The computer’s ultimate purpose will serve as an extension of the human mind—a virtual mentor who is always available to answer your questions and assist you with your homework. The majority of the information available globally is irrelevant to the average person. It’s usually too complicated, obscure, or abstract to remember because most of us don’t have the time to analyze and apply it. Calculating orbital velocities, South American rainfall patterns, or the tensile strength of Ponderosa pine lumber isn’t something the average Joe needs to do. But we’ve all had those moments when we needed a unique piece of information for a project or to satisfy our curiosity. Mainframe computers, linked to other mainframes and equipped with massive mass storage devices, will be the repository of all the world’s accumulated knowledge, regurgitating it on demand to our personal data terminal. We’ll be able to put it together with other bits and pieces to solve whatever problem we’re working on right now. The first step in this process is to use the Internet.
Before this dream can come true, we believe three significant advancements are required:
- Techniques for voice recognition are being perfected. First, however, we need to get away from the keyboard.
- The creation of a portable monitoring screen that is both thin and flat. Something small enough to fit in your pocket.
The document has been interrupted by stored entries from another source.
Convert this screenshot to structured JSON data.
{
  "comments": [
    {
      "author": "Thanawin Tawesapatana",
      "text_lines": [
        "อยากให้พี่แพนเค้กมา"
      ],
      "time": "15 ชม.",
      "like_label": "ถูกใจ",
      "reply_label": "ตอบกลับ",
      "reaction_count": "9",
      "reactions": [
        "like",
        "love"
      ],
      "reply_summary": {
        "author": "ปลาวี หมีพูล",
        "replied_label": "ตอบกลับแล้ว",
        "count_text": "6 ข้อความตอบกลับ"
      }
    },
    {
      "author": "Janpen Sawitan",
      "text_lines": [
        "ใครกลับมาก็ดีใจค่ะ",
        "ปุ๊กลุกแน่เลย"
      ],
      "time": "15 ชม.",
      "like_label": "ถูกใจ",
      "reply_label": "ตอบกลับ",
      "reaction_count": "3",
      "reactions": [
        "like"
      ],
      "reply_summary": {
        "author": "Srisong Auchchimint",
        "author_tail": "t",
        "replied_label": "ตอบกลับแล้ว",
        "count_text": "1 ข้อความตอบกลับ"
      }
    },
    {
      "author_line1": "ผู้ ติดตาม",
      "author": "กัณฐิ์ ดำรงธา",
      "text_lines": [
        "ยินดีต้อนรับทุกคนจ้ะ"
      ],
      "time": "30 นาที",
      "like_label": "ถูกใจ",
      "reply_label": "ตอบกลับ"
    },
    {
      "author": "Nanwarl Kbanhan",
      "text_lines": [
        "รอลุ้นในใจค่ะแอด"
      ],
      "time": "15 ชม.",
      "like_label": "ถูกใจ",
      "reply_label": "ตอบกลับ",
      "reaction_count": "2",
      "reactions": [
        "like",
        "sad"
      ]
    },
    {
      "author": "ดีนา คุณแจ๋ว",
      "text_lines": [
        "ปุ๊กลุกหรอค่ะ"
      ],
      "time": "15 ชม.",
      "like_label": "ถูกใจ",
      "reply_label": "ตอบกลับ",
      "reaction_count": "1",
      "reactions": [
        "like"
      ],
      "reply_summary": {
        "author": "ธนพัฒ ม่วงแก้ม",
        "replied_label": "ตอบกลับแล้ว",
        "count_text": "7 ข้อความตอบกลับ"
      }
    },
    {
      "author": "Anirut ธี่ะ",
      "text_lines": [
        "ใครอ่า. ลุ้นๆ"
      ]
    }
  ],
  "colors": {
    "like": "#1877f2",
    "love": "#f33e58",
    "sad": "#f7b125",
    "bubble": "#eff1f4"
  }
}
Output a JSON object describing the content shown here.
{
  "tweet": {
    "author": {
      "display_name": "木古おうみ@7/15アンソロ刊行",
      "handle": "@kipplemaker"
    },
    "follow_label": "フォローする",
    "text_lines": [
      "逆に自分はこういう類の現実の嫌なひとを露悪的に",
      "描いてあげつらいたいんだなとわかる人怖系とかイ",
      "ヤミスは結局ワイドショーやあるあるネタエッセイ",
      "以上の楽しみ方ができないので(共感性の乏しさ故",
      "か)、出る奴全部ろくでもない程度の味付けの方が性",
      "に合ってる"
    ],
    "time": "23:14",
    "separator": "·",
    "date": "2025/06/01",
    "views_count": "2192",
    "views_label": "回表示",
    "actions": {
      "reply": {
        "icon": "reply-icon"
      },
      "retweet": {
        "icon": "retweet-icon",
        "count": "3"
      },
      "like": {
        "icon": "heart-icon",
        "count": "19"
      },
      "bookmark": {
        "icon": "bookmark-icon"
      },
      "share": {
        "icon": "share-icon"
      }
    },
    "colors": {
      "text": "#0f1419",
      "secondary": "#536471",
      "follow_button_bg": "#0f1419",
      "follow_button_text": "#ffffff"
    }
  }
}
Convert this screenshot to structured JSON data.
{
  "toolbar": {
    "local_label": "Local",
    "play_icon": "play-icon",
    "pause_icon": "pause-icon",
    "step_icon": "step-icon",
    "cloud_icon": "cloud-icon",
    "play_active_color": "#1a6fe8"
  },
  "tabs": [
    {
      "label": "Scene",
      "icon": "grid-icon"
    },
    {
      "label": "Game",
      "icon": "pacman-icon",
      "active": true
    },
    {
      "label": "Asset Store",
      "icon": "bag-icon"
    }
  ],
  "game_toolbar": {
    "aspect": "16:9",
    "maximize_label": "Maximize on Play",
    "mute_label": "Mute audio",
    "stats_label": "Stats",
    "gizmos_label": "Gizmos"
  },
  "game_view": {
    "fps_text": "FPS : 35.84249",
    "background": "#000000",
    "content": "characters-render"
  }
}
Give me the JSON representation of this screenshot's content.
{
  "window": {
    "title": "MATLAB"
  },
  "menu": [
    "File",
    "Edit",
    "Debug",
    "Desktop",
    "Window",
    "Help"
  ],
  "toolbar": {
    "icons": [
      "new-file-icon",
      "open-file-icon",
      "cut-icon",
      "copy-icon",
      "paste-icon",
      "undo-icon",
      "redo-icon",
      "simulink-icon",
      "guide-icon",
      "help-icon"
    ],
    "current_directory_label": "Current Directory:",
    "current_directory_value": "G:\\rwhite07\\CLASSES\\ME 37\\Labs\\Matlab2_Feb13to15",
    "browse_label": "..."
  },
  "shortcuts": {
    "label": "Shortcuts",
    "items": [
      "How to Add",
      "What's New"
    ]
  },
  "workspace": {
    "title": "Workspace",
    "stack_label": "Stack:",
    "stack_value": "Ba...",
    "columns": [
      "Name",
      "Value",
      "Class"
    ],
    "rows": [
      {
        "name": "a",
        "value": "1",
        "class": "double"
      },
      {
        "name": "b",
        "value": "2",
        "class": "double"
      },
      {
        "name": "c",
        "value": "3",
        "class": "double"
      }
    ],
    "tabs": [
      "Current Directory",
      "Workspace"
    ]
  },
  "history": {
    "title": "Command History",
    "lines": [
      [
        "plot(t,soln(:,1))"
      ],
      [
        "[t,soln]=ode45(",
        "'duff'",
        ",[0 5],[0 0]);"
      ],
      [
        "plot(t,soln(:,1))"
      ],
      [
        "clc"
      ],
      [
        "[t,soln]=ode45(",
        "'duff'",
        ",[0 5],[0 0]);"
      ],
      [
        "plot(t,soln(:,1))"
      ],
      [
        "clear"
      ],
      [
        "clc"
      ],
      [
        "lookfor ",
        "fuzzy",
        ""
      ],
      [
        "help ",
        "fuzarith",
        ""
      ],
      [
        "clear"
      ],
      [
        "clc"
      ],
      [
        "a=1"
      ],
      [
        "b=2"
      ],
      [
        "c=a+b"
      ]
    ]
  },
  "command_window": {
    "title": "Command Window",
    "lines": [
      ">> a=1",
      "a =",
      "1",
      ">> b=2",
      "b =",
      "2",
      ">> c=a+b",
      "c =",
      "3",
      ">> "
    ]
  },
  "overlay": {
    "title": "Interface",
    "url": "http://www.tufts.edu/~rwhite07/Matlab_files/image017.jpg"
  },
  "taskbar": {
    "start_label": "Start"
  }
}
- Mass storage that is monolithic (solid). Compared to solid-state devices’ electronic speed, current mass storage devices, such as hard, floppy, and optical disk drives, or magnetic tapes, are electro-mechanical and thus extremely slow. In addition, they are delicate and prone to wear, making them
All of these are in the process of being researched and developed.
Smaller, lighter, and longer-lasting power supplies will be required, but we see this as evolutionary rather than revolutionary. When these things happen, anyone will be able to carry in their pocket all of the world’s libraries, universities, and TV talk show hosts, ready to provide whatever information is required instantly. Consider this: our educational system is supposed to teach people how to find information, correlate it, manipulate it, and combine it with other information to conclude. The current educational system becomes obsolete when you have this much power. All you need to do is want to know something and know how to get to it; the computer will take care of the rest.
We now rely on news gatherers to keep us informed about what’s going on. But unfortunately, the infrastructure required to support them is extremely costly, and because only large, influential organizations can afford it, their clout is enormous.
Instead, imagine a world where you could speak to a live person at the scene of any event anywhere without going through a reporter, anchor, or editor. The radio and television networks, wire services, magazines, and newspapers go off with a bang. When you combine this technology with advanced virtual reality, you can go almost anywhere and see nearly anything from any location. Indeed, it wouldn’t have the same impact and atmosphere as being there in person, but we’ve grown accustomed to watching drama, comedy, education, and sports on television. We have travelogues, how-to programs, and a whole slew of other activities that our forefathers could only partake in if they were on-site and had the money to pay for.
Whether we like it or not, the computer has significantly impacted the way we think, act, interact, and solve problems. There’s no turning back now. We could never survive without technology, and allowing inept, albeit well-intentioned, politicians or jurists to make or interpret laws on topics they do not know will not be pretty. But hopefully, we’ll be able to make it.